The following are IBJ’s awards, where were handed out at 502 E. Event Centre in Carmel:
- Leslie Bonilla Muñiz, first place for coverage of minority, diversity and inclusion issues. “This sustained and thorough reporting on business-related diversity and inclusion issues was clear, compelling and factually researched and cited,” the judges said. “The body of work is effective at increasing awareness of the need for increased equity and access.”
- Greg Weaver, first place for editorial writing for an editorial headlined, “Where’s the real punishment for FBI?” The judges wrote that the editorial “demanding a full criminal investigation of FBI staff who failed in their handling of the USA Gymnastics sexual abuse case was clearly structured, compelling and backed up with evidence. Concise, effective and persuasive.”
- Audrey Pelsor, first place for the design of page 1. “Elegant,” the judges wrote. “Along with great use of photos and its captions.”
- Brad Turner, first place in the graphics and illustration category for an illustration that accompanied a story about hospital readmissions. The judges said the piece “illustrates the inevitability of readmitted patients by using a conveyor belt between a ‘discharges’ and ‘admission” door.’ The illustration is minimalistic yet impactful and grabs the attention of readers.” Turner also won third place in the category.
- Sam Stall, John Russell and Bonilla, second place for environmental reporting.
- Mark Montieth, second place, and Mike Lopresti, third place in sports column writing.
- Angela B. Freeman, third place in the podcast category for “The Freedom Forum with Angela B. Freeman.”
- Mickey Shuey, third place in the business or consumer affairs reporting category for reporting on tourism and development.
- Susan Orr, third place in feature writing for a story headlined: “Hardware store tries to Amazon-proof its business.”
- Julie Kirkendoll, third place for page 1 design.
- Pelsor, third place for newspaper design for a page other than the cover for a collection of pandemic stories.
- Sarah Ellis, second place in the graphics and illustration category for a timeline in IBJ’s NCAA Tournament special section called The Rebound.
Indiana Lawyer won the following awards:
- Marilyn Odendahl, first place in the government or politics category, for a story headlined “The politics of confirmation.” The judges said the story “introduced readers to a process that matters to everyone but which so few know anything about. Well explained. Thorough. Detailed.” Odendahl also won second place in the same category with a story about the redistricting process and third place for a story written with Editor Olivia Covington about changes to the judicial selection in northern Indiana.
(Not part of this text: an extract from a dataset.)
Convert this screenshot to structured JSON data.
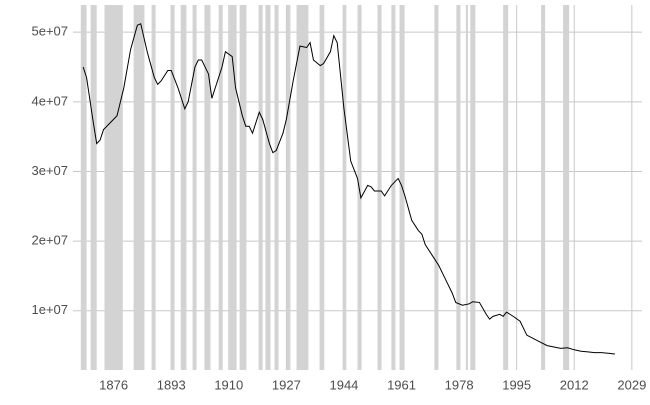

- Pelsor, second place for a design other than page 1.
- Katie Stancombe, Covington and Odendahl, second place in the non-deadline story category for the headline, “The law and the FedEx shooter.”
- Odendahl, third place in breaking news for a story headlined, “Prosecutor drops death penalty in death of Southport officer.”
- Odendahl, third place for coverage of children’s issues for a story headlined, “Mom celebrates reunification with son after 10-year battle.”
- Kirkendoll, third place for page 1 design.
The Indianapolis Star team of Tim Evans, Ryan Martin, Robert Scheer and Ko Lyn Cheang won SPJ’s Indiana Story of the Year award for project called “Death sentence” about deaths in county jails. “Comprehensive. Compelling,” the judges said. “The reporters use a combination of records, interviews and great story telling to make this a fascinating read.”
Lauren Chapman, a digital producer for Indiana Public Broadcasting, was named Indiana journalist of the year for what the judges said was “dogged, relevant, detailed, human coverage of COVID.” Among other element of her coverage, the judges commended Chapman for a digital tracker she built to report racial and gender groups in coverage that she made available to other reporters in the state. “Her work was crisp, concise, easy to grasp,” they wrote.